April 22, 2007
By Ken Krayeske • 11:00 AM EST

Written on the t-Shirt, stuck into the chain link fence surrounding the Alfred P. Murrah Federal Building site in Oklahoma City, July, 1997: "Chase Smith had a shirt just like this one. One day at the day care center, where I was his teacher "93" - he said "Miss Terry, we are dressed alike!" We both were wearing dark lime shirts, black pants and black tennis shoes. I haven't been able to wear this shirt or known what to do with it until today at 2 p.m. I knew it belongs here with all the memories and feeling of EVERYONE. June 2, 1997."

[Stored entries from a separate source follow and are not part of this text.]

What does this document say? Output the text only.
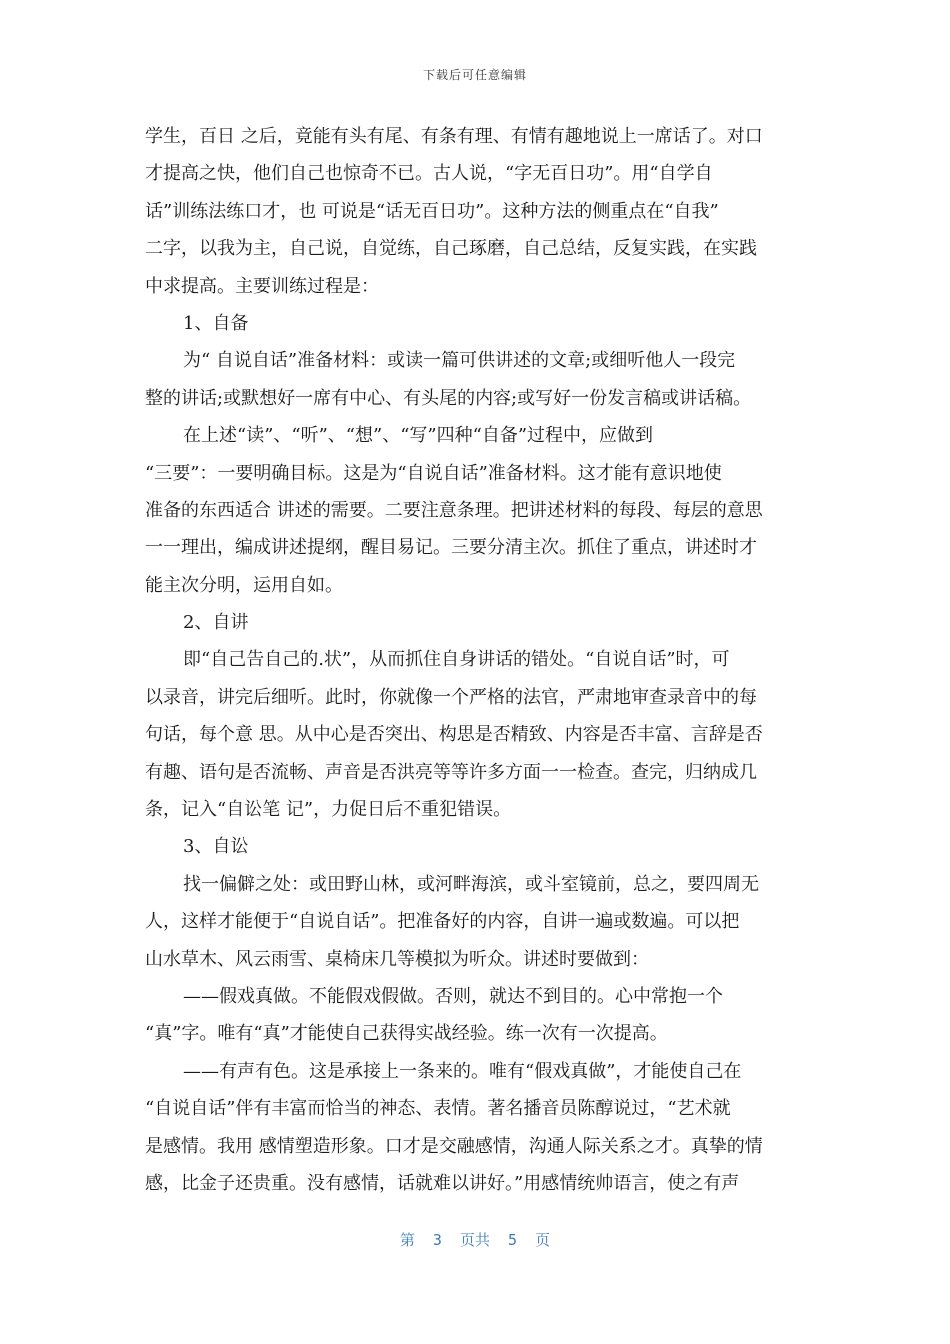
下载后可任意编辑
学生，百日 之后，竟能有头有尾、有条有理、有情有趣地说上一席话了。对口
才提高之快，他们自己也惊奇不已。古人说，“字无百日功”。用“自学自
话”训练法练口才，也 可说是“话无百日功”。这种方法的侧重点在“自我”
二字，以我为主，自己说，自觉练，自己琢磨，自己总结，反复实践，在实践
中求提高。主要训练过程是：
1、自备
为“ 自说自话”准备材料：或读一篇可供讲述的文章;或细听他人一段完
整的讲话;或默想好一席有中心、有头尾的内容;或写好一份发言稿或讲话稿。
在上述“读”、“听”、“想”、“写”四种“自备”过程中，应做到
“三要”：一要明确目标。这是为“自说自话”准备材料。这才能有意识地使
准备的东西适合 讲述的需要。二要注意条理。把讲述材料的每段、每层的意思
一一理出，编成讲述提纲，醒目易记。三要分清主次。抓住了重点，讲述时才
能主次分明，运用自如。
2、自讲
即“自己告自己的.状”，从而抓住自身讲话的错处。“自说自话”时，可
以录音，讲完后细听。此时，你就像一个严格的法官，严肃地审查录音中的每
句话，每个意 思。从中心是否突出、构思是否精致、内容是否丰富、言辞是否
有趣、语句是否流畅、声音是否洪亮等等许多方面一一检查。查完，归纳成几
条，记入“自讼笔 记”，力促日后不重犯错误。
3、自讼
找一偏僻之处：或田野山林，或河畔海滨，或斗室镜前，总之，要四周无
人，这样才能便于“自说自话”。把准备好的内容，自讲一遍或数遍。可以把
山水草木、风云雨雪、桌椅床几等模拟为听众。讲述时要做到：
——假戏真做。不能假戏假做。否则，就达不到目的。心中常抱一个
“真”字。唯有“真”才能使自己获得实战经验。练一次有一次提高。
——有声有色。这是承接上一条来的。唯有“假戏真做”，才能使自己在
“自说自话”伴有丰富而恰当的神态、表情。著名播音员陈醇说过，“艺术就
是感情。我用 感情塑造形象。口才是交融感情，沟通人际关系之才。真挚的情
感，比金子还贵重。没有感情，话就难以讲好。”用感情统帅语言，使之有声
第  3  页共  5  页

This was one of those weeks which may be bound by the weight of human history to just be rotten. These past seven days represent the collective anniversaries of Hitler's birthday, the shootings at Columbine (1999), the massacre at Waco (1993), the response at Oklahoma City (1995), and now, the shooting spree at Virginia Tech.
That's a lot of bodies, and I haven't even talked about the deadliest week in Iraq in a long time. They had like 20 Virginia Tech's since last Sunday. It's all so numbing.
Perhaps its just the media cycle that makes this week seem more brutal than any other of the 52. But now we have another reason to dread its passage.
What is it about these last seven days as part of the annual cycle that lend themselves to this bleeding piece of earth? Anthony in Shakespeare's Julius Caeser bids us that we should not be "meek and gentle with these butchers!"
This week, I found myself thinking about the dead, from a moment in Oklahoma City I had in the summer of 1997. My dad and sister and I drove cross country, back to Connecticut from San Francisco, and we had an opportunity to visit the spot of the Alfred P. Murrah Federal Building.